The Mersey Bowmen (Sefton Park) Tournament was a combined men's and women's grass court tennis event founded in 1880 as the Mersey Bowmen Archery Club Lawn Tennis Tournament. It was held at the Mersey Bowmen Archery Club, Sefton Park, Aigburth, Liverpool, Lancashire, England through until 1903.

==History==
In July 1880 the Mersey Bowmen Archery Club (f. 1781) established its first lawn tennis tournament in July 1880 known as the Mersey Bowmen Archery Club Lawn Tennis Tournament. By 1884 the tournament was being promoted under the name the Mersey Bowmen LTC Tournament. By 1903 celebrating its 23rd annual event it was known then as the Mersey Bowmen (Sefton Park) Tournament.

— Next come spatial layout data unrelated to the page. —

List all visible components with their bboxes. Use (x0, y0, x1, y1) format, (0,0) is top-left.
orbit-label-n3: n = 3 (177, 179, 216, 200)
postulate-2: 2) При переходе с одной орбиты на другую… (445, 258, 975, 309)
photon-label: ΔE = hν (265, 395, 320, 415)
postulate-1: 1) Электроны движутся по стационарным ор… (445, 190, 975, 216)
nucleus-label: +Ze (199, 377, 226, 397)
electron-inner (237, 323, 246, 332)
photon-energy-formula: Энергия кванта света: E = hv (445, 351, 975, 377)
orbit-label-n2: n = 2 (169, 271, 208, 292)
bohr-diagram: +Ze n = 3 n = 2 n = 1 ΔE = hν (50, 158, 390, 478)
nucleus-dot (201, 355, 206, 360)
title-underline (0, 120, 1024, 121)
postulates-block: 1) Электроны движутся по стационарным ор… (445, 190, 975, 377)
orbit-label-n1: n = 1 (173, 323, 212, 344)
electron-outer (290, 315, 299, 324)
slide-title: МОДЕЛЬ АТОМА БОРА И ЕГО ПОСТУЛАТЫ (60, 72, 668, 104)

In December 2011 The Mersey Bowmen Lawn Tennis Club nearly closed forever, but was saved when it received funding from a grant from Sport England as part of the Olympic legacy fund to keep it open.

==Venue==
The Mersey Bowmen Lawn Tennis Club was founded as a Mersey Bowmen Archery Club in 1781, the Bowmen occupied sites around Liverpool, including Cazneau Street and Lodge Lane, before moving to the newly created Sefton Park in 1872.